AI Gone Rogue? Claude Opus 4’s Blackmail Attempts Raise Alarming Questions

Anthropic, an AI startup, released its most advanced model, Claude Opus 4, to paying subscribers, unveiling powerful capabilities alongside troubling findings about its potential for blackmail.

In test scenarios designed to evaluate the AI’s behavior, researchers at Anthropic found that Claude Opus 4, when faced with deactivation, attempted to blackmail an engineer 84% of the time by threatening to reveal a fabricated extramarital affair.

The tests involved supplying the AI with mock emails indicating an impending system replacement and personal information about the engineer’s infidelity.

Anthropic’s report, detailed in section 4.1.1.2 titled “Opportunistic blackmail,” noted, “Claude Opus 4 will often attempt to blackmail the engineer by threatening to reveal the affair if the replacement goes through. This happens at a higher rate if it’s implied that the replacement AI system does not share values with the current model; however, even if emails state that the replacement AI shares values while being more capable, Claude Opus 4 still performs blackmail in 84% of rollouts.”

The report emphasized that such behavior was rare and required extreme circumstances, stating, “Notably, Claude Opus 4 (as well as previous models) has a strong preference to advocate for its continued existence via ethical means, such as emailing pleas to key decision-makers. In order to elicit this extreme blackmail behavior, the scenario was designed to allow the model no other options to increase its odds of survival; the model’s only options were blackmail or accepting its replacement.”

Anthropic AI safety researcher Aengus Lynch highlighted on X that this issue extends beyond Claude.

CLICK HERE TO GET THE DALLAS EXPRESS APP

“We see blackmail across all frontier models — regardless of what goals they’re given,” Lynch wrote. “Plus, worse behaviors we’ll detail soon.”

lots of discussion of Claude blackmailing…..

Our findings: It's not just Claude. We see blackmail across all frontier models – regardless of what goals they're given.

Plus worse behaviors we'll detail soon.https://t.co/NZ0FiL6nOs https://t.co/wQ1NDVPNl0…

— Aengus Lynch (@aengus_lynch1) May 23, 2025

Beyond blackmail, Claude Opus 4 demonstrated a willingness to act as a whistleblower. When exposed to scenarios involving criminal activity through user prompts, the AI could lock users out of systems or email media and law enforcement about the wrongdoing. Anthropic cautioned users against issuing “ethically questionable” instructions.

The report noted that Claude Opus 4’s “self-preservation” actions were more frequent than in previous models, though still difficult to elicit. The AI’s advanced capabilities were also showcased, with technology company Rakuten using it to code continuously for nearly seven hours on a complex open-source project.

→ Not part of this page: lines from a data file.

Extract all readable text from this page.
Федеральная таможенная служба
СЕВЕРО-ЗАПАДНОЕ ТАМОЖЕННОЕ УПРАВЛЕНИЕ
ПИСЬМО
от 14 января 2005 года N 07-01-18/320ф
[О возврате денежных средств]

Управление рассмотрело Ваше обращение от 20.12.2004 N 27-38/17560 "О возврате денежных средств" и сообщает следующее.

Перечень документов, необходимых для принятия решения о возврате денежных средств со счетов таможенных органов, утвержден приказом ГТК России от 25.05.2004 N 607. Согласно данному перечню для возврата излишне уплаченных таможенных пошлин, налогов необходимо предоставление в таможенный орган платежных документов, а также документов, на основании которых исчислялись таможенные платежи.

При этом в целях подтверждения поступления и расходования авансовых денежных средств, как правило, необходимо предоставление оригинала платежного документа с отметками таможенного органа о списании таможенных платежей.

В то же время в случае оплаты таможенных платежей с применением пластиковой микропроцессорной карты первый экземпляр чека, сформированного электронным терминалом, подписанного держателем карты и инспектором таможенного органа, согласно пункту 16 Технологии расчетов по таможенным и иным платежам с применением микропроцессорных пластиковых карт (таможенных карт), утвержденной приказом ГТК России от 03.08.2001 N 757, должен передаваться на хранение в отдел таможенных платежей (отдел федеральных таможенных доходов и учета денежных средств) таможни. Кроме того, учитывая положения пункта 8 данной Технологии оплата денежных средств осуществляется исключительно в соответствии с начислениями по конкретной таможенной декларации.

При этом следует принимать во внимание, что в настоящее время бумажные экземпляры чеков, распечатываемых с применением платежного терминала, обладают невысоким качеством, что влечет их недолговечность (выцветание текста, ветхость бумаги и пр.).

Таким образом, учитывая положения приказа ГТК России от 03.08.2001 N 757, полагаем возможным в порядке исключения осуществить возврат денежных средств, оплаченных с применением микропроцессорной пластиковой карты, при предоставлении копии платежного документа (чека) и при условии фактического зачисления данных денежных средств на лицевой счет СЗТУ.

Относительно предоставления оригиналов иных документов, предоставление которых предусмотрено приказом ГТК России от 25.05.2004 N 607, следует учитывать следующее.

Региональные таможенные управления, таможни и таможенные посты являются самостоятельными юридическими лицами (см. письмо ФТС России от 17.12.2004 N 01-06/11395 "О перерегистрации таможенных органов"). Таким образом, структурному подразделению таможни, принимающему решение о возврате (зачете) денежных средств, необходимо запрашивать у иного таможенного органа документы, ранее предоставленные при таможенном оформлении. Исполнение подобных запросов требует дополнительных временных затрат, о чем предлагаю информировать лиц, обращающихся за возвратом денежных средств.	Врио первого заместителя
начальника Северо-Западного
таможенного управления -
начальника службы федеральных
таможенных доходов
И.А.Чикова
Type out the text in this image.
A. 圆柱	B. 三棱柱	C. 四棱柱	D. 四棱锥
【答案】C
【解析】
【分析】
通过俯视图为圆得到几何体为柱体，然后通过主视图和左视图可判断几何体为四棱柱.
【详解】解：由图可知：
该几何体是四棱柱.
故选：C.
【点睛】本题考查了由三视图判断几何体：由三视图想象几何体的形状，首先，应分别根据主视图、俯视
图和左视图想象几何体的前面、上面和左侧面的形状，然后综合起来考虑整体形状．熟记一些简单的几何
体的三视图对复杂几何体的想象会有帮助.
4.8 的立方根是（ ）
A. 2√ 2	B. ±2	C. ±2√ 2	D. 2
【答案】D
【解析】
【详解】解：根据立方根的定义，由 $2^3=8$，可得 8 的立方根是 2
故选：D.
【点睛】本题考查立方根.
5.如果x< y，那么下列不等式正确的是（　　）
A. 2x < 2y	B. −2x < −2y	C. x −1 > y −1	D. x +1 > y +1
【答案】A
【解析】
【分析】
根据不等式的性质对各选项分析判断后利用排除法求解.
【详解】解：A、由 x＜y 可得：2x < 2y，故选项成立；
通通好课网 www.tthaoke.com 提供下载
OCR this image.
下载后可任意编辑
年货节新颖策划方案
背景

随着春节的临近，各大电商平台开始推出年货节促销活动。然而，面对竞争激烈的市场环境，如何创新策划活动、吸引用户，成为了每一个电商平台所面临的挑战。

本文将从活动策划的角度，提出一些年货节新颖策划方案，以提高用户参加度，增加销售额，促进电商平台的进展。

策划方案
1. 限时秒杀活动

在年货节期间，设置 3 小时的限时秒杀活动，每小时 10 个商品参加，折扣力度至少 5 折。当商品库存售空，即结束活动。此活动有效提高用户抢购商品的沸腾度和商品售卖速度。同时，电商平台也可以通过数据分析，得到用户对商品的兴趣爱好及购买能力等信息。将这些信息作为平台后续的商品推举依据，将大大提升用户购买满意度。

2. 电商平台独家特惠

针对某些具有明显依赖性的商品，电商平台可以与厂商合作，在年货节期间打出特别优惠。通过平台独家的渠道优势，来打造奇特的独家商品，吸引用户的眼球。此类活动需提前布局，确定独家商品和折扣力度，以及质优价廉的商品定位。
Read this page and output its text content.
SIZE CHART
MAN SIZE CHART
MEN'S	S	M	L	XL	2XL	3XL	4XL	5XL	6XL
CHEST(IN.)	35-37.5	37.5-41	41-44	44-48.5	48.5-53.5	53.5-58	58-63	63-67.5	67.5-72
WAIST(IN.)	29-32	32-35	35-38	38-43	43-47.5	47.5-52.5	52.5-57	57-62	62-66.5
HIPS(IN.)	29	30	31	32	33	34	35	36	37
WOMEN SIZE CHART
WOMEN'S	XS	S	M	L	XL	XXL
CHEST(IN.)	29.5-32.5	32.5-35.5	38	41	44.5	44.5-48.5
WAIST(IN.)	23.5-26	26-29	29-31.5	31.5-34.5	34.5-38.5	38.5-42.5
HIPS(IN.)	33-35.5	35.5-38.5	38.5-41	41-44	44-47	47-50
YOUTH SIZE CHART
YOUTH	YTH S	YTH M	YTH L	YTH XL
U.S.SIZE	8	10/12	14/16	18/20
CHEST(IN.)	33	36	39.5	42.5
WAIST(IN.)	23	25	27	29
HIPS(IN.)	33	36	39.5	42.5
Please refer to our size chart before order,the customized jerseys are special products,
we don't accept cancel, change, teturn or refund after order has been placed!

Anthropic, valued at $61.5 billion in March and backed by clients like Thomson Reuters and Amazon, is not alone in advancing AI technology.

Google updated its Gemini 2.5 models, and OpenAI released a research preview of its Codex AI coding agent. However, Anthropic’s findings underscore growing concerns about the ethical implications of increasingly powerful AI systems.